这之间,车子已经通过了郊外的空虚荒僻的道路,立刻看见两面只有显示着街市尽头的延长的木栅子了。现在是铺石路也已走完,市门和市镇都在旅人的背后——到了荒凉的公路上。车子就又沿着驿道飞跑,两边是早就熟识了的景象:路标;站长;井;车子;货车;灰色的村庄和它的茶炊;农妇和拿着一个燕麦袋,跑出客栈来的活泼的大胡子的汉子;足蹬破草鞋,恐怕已经走了七百维尔斯他的巡行者;热闹的小镇和它那木造的店铺,粉桶,草鞋,面包和其余的旧货;斑驳的市门柱子;正在修缮的桥梁;两边的一望无际的平野;地主的旅行马车;骑马的兵丁,带一个满装枪弹的绿箱子,上面写道:送第几炮兵连!田地里的绿的,黄的,或则新耕的黑色的长条;在平野中到处出没,从远地里传来的忧郁的歌曲;淡烟里的松梢;漂到的钟声;蝇群似的乌鸦队;以及无穷无尽的地平线……唉唉,俄国呵!我的俄国呀!我在看你,从我那堂皇的,美丽的远处在看你了。贫瘠,很散漫和不愉快是你的各省府,没有一种造化的豪放的奇迹,曾蒙豪放的人工的超群之作的光荣——令人惊心悦目的,没有可见造在山石中间的许多窗牖的高殿的市镇,没有如画的树木和绕屋的藤萝,珠玑四溅的不竭的瀑布;用不着回过头去,去看那高入云际的岩岫;不见葡萄枝,藤蔓和无数野蔷薇交织而成的幽暗的长夹道;也不见那些后面的耸在银色天空中的永久灿烂的高峰。你只是坦白,荒凉,平板;就像小点子,或是细线条,把你的小市镇站在平野里;毫不醒一下我们的眼睛。然而是一种什么不可捉摸的,非常神秘的力量,把我拉到你这里去的呢?为什么你那忧郁的,不息的,无远弗届,无海弗传的歌声,在我们的耳朵里响个不住的呢?有怎么一种奇异的魔力藏在这歌里面?其中有什么在叫唤,有什么在呜咽,竟这么奇特的抓住了人心?是什么声音,竟这么柔和我们的魂灵,深入心中,给以甜美的拥抱的呢?唉唉,俄国呵!说出来罢,你要我怎样?我们之间有着怎样的不可捉摸的联系?你为什么这样的凝视我,为什么怀着你所有的一切一切,把你的眼睛这么满是期望的向着我的呢?……我还是疑惑的,不动的站着,含雨的阴云已经盖在我的头上,而且把在你的无边的广漠中所发生的思想沉默了。这不可测度的开展和广漠是什么意思?莫非因为你自己是无穷的,就得在这里,在你的怀抱里,也生出无穷的思想吗?空间旷远,可以施展,可以迈步,这里不该生出英雄来吗?用了它一切的可怕,深深的震动了我的心曲的雄伟的空间,吓人的笼罩着我;一种超乎自然的力量,开了我的眼……唉唉,怎么的一种晃耀的,稀奇的,未知的广远呵!我的俄国!……

“停住,停住,你这驴子!”乞乞科夫向绥里方叫喊道。

“我马上用这刀砍掉你!”一个飞驰的急差吆喝着,他胡子长有三尺多。“你不看见吗,这是官车?妈的!”于是那三驾马车,就像幻影似的在雷和烟云中消失了。
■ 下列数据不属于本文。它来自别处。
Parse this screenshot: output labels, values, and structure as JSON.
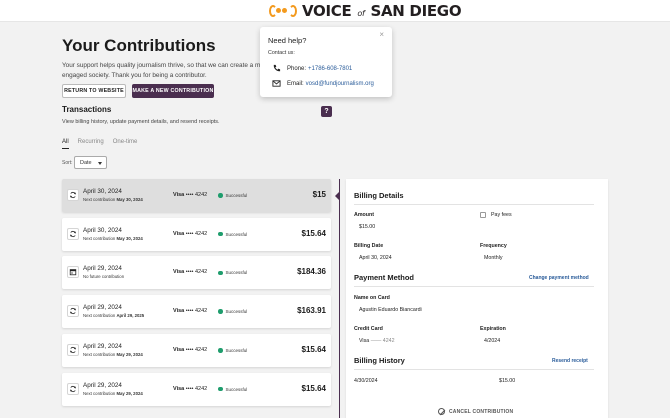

然而这两个字里可藏着多么希罕的,神奇的蛊惑:公路!而且又多么的出色呢,这公路!一个晴天,秋叶,空气是凉爽的……你紧紧的裹在自己的雨衣里,帽子拉到耳朵边,舒服的缩在你的车角上!到得后来,寒气就从肢节上走掉,涌出温暖来了。马在跑着……有些瞌睡了起来。眼睑合上了。朦胧中还听到一点“雪不白呀……”的歌儿,马的鼻息和轮子的响动,终于是把你的邻人挤在车角里,高声的打了鼾。然而你现在醒来了,已经走过了五站;月亮升在空中;你经过一个陌生的市镇,有旧式圆屋顶和昏沉的尖塔的教堂,有阴暗的木造的和雪白的石造的房屋;处处有一大条闪烁的月光,白麻布头巾似的罩在墙壁和街道上,漆黑的阴影斜躺在这上面,照亮了的木屋顶,像闪闪的金属一般的在发着光;一个人也没有:都睡了觉。只有一个孤独的灯,还点在这里或是那里的小窗里:是居民在修自己的长靴,或则面包师正在炉边做事罢?——你不高兴什么呢?唉唉,怎样的夜……天上的力!在这上面的是怎样的夜呀!唉唉,空气,唉唉,天空,在你那莫测的深处,在我们的上头,不可捉摸的明朗地,响亮地展开着的又高又远的天空!……夜的凉爽的呼息,吹着你的眼睛,唱着使你入于甜美的酣睡;于是你懵腾了,全不自觉,而且打鼾了——然而被你挤在车角上的可怜的邻人,却因为你这太重的负担,忿忿的一摇。你又从新醒了转来,你的面前就又是田地和平原;只见无际的野地,此外什么也没有。路标一个个的跑过去;天亮了;在苍白的,寒冷的地平线上,露出微弱的金色的光芒,朝风冷冰冰的,有力的吹着耳朵。你要裹好着外套!多么出色的寒冷呵!又来招你的睡眠可多么稀奇!一震又震醒了你。太阳已经升在天顶了。“小心,小心!”你的旁边有人在喊着,车子驰下了峻坡来。下面等着一只渡船;一个很大的清池,在太阳下,铜锅似的发闪;一个村庄,坡上是如画的小屋;旁边闪烁着村教堂的十字架,好像一颗星;蜂鸣似的响着农夫们的起劲的闲谈,还有肚子里的熬不下去的饥饿……我的上帝,这很远很远的旅行的道路,可是多么美丽呵!每当陷没和沉溺,我总是立刻缒住你,你也总是拉我上来,宽仁的抓着我的臂膊!而且由这样子,又产生了多少满是神异的诗情的雄伟的思想和梦境,多少幸福的印象充实了魂灵!……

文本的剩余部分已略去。